Monday, September 06, 2010

Mark Chadwick: All The Pieces

Mark Chadwick
All The Pieces
Stay By Records

The debut solo album from the Levellers front-man

With none of the grandiloquent tub-thumping or boisterous manifesto deliveries he’s best known for Mark Chadwick is making a substantial musical departure from the sounds he’s spent the last 25 years creating with his day job band the Levellers.  Written over the space of two decades it’s the chronological story of his life  unfurled across a 12 song terrain with wide-eyed honesty and (surprisingly) unpretentious vulnerability. Various genres have been quarried during the writing process which, at times, creates endearingly delicate, understated moments of acoustic folk/pop. It’s here you find him, in the unconventional circumstances of a solo album, just a songwriter and his songs really, having nothing to do with something you’d perceived he must be - but clearly isn’t. 

Although not the fully melodious, perfect album, in whichever sense of that meaning, ‘All The Pieces’ has a lot of great things about it and is a more than decent representation of Mark Chadwick’s songwriting abilities away from the other stuff as he attempts to capture the undoubted joys and emotions that make him the person he is.
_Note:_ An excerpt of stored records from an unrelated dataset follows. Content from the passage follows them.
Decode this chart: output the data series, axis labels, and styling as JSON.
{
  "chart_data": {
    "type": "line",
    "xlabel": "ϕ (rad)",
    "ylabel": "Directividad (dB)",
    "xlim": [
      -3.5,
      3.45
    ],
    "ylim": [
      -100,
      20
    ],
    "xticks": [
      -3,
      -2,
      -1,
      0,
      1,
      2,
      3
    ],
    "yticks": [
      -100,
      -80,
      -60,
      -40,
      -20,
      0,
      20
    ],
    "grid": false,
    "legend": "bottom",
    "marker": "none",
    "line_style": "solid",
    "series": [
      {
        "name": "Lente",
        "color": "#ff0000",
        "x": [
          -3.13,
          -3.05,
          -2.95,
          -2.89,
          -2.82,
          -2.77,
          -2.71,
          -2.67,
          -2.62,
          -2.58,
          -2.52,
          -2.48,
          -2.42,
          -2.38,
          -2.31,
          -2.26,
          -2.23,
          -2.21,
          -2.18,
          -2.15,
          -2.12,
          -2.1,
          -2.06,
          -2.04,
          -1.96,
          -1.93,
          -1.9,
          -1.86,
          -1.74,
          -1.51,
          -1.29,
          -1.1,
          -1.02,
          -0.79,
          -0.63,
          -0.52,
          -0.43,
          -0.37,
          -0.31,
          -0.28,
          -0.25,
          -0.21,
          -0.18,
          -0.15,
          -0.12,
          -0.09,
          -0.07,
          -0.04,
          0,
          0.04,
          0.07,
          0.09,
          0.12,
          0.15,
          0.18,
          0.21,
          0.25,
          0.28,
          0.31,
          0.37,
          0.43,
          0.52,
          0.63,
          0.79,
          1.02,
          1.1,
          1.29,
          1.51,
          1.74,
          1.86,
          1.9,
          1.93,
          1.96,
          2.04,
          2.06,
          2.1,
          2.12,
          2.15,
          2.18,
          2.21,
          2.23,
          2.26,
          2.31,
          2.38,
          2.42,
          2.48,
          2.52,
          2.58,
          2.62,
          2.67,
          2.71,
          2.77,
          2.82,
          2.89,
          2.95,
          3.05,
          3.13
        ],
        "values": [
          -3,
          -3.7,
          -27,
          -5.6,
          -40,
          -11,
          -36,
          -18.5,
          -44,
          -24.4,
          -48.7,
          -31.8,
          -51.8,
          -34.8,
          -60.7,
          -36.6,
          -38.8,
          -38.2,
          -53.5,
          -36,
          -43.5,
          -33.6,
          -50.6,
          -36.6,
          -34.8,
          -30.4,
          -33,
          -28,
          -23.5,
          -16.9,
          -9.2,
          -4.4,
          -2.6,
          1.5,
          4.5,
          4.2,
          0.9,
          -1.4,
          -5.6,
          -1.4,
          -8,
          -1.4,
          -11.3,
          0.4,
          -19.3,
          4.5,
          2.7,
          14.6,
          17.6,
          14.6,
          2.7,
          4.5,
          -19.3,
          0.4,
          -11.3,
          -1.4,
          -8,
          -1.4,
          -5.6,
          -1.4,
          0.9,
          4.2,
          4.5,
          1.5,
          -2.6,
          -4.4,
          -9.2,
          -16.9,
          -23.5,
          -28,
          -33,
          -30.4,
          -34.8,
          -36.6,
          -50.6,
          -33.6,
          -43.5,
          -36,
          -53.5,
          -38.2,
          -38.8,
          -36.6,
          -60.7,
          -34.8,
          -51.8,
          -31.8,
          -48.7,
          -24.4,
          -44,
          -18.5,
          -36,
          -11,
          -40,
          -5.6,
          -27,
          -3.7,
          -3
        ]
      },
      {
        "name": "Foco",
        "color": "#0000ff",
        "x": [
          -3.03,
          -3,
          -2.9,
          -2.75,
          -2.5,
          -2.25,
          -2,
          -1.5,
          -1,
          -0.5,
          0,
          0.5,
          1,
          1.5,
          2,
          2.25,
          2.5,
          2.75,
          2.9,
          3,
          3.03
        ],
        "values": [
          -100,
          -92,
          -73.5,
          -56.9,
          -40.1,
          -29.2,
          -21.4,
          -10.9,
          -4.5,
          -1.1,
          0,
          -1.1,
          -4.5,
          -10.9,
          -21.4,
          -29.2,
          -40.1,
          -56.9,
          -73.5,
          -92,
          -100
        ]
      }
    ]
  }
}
The best bits of this record are standout - like catchy, gospel tinged opener ‘Elephant Fayre’ complete with psychedelic 60’s sound interweave and cosy collective ambience giving it the ‘All You Need Is Love’ resemblance. The up-tempo, slightly countrified ‘Satellite’ sweeps along with its a violin-driven charm, and, the predominantly folky/Levellers vibe which sprawls all over the title track, makes for two more opportunities to appreciate the craft of the man. Where he shines greatest though is on ‘Seasons’ with its tumbling acoustic melodies, and the swaggering blues number ‘The Great And The Dead’, his spine tingling tribute to those who inspired him ( Joe Strummer, Johnny Cash, Neil Young among others) to come out the other side with something worth saying.

There will always be bits that grab you on this album, Levellers fans will embrace it I’ve no doubt, but you don’t need to be one to appreciate what he has done here and that’s where the real achievement can be measured, its appeal. Mark Chadwick is a singer/songwriter blessed with incredible versatility and intuition. He may not always have the ability to impress all of us all the time but, on the evidence presented here, he might propel us to hang onto his every third or fourth word.